At a press conference late on Wednesday following the summit in the capital of Vilnius, Erdogan touched on several issues for Turkey, including ratifying Sweden’s NATO bid, its F-16 jet defence deal with the United States, and the balancing act it continues to play between Russia and Ukraine.
Keep readinglist of 4 items
Turkey is forging new paths in Europe, also resuming talks with Greece, the two announced on the same day, after more than a year of tensions between the historic foes.
Erodgan’s NATO play is ahead of his visit to the Gulf countries next week, a trip the leader is taking in part to drum up foreign funding to boost Turkey’s strained economy after his re-election in May.
Ratifying Sweden’s NATO bid
The Turkish leader said that he will forward the ratification of Sweden’s NATO bid to parliament when it reopens from October, with Stockholm to provide a road map of the steps it will take before the ratification is sent.
Ankara’s approval came as Sweden pledged support for updating Turkey’s customs agreement with the European Union and its desire to have visa-free travel throughout the EU for its citizens.

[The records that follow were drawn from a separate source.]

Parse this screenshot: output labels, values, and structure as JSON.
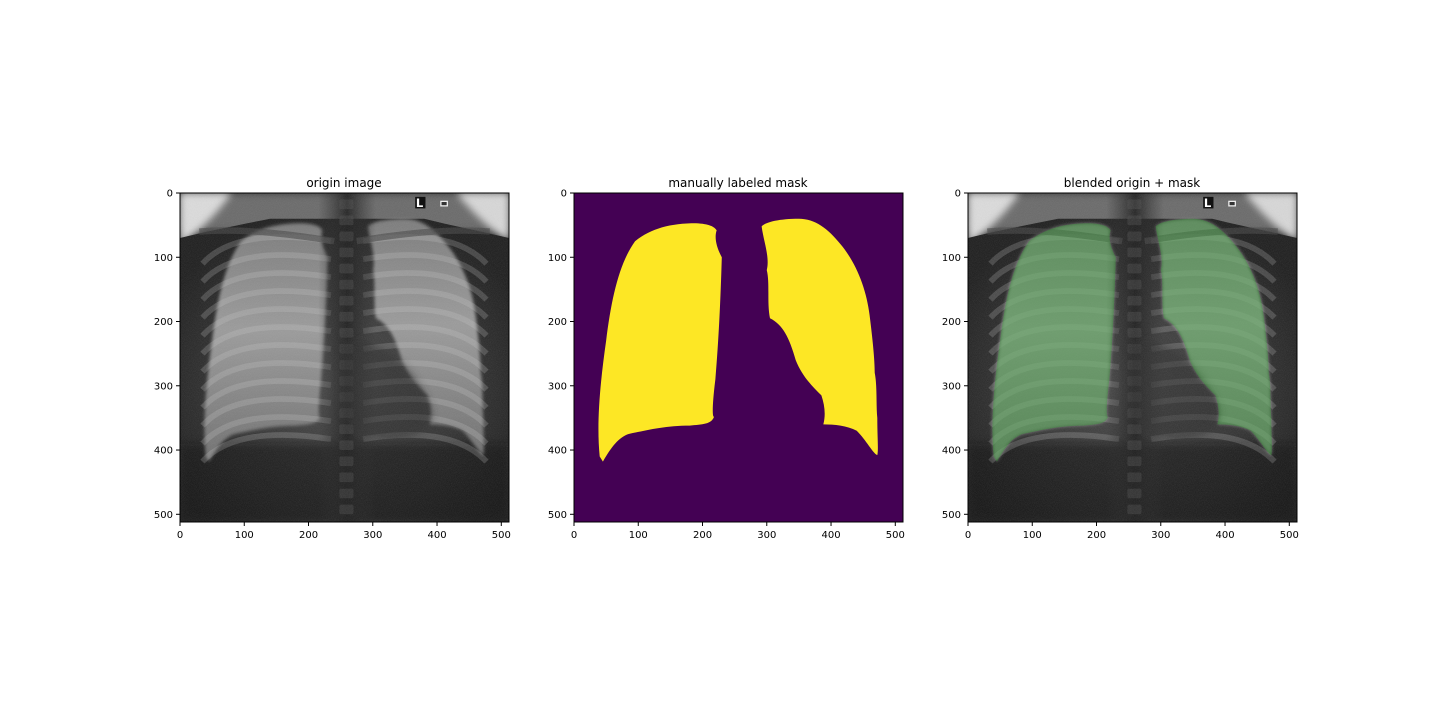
{
  "panels": [
    {
      "id": "origin",
      "title": "origin image",
      "kind": "xray",
      "show_marker": true,
      "marker_text": "L"
    },
    {
      "id": "mask",
      "title": "manually labeled mask",
      "kind": "mask",
      "show_marker": false,
      "marker_text": ""
    },
    {
      "id": "blended",
      "title": "blended origin + mask",
      "kind": "blended",
      "show_marker": true,
      "marker_text": "L"
    }
  ],
  "axes": {
    "x_ticks": [
      "0",
      "100",
      "200",
      "300",
      "400",
      "500"
    ],
    "y_ticks": [
      "0",
      "100",
      "200",
      "300",
      "400",
      "500"
    ],
    "x_tick_values": [
      0,
      100,
      200,
      300,
      400,
      500
    ],
    "y_tick_values": [
      0,
      100,
      200,
      300,
      400,
      500
    ],
    "extent": 512
  },
  "colors": {
    "mask_background": "#440154",
    "mask_foreground": "#fde725",
    "overlay": "#3ca03c"
  }
}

Erdogan also expects that Stockholm will take steps against members of a group its considers terrorists, the outlawed Kurdistan Workers’ Party (PKK).
“When it reopens, I believe our parliament speaker will bring this forward among international agreements. The primary place of approval is the parliament, then it will come to me for approval,” Erdogan said.
In addition, the leader will hold talks with a nationalist parliamentary ally of his Justice and Development (AK) Party, the Nationalist Movement Party (MHP), which expressed dismay at the news of approving Sweden’s bid.
Jets for joining
Hours after Ankara said it would allow Stockholm into the bloc, the US said it will proceed with the transfer of F-16 fighter jets to Turkey, the likely trade-off for Ankara’s green light.
At Wednesday’s news conference, Erdogan said he was “more hopeful than ever” for the purchase of the jets, while US President Joe Biden also on Wednesday expressed confidence that the deal will go ahead.
Turkey has long sought to buy the warplanes in a bid to update its existing fleet, alongside modernisation kits.
Erdogan also commented on the release of former commanders of Ukraine’s garrison in Mariupol, which it helped facilitate, saying Russia’s initial negative reaction had changed.
“First, there were some statements from Russia but afterwards when they learned about some circumstances, the situation entered a positive track,” Erdogan said at the press conference.
Russia reacted with scorn over Turkey’s role in brokering the release of the five commanders, saying it violated the terms of a prisoner exchange deal engineered last year.
Erdogan also said at the conference that Turkey could act as a mediator between Moscow and Kyiv to end the invasion of Ukraine that began in February last year.
However, Russian President Vladimir Putin currently has no plans to speak with Ankara’s leader, according to Russia’s TASS news agency, which cited the Kremlin spokesman.
On Saturday, commenting on another country’s bid to join the defence pact, Erdogan said Ukraine “deserved” NATO membership.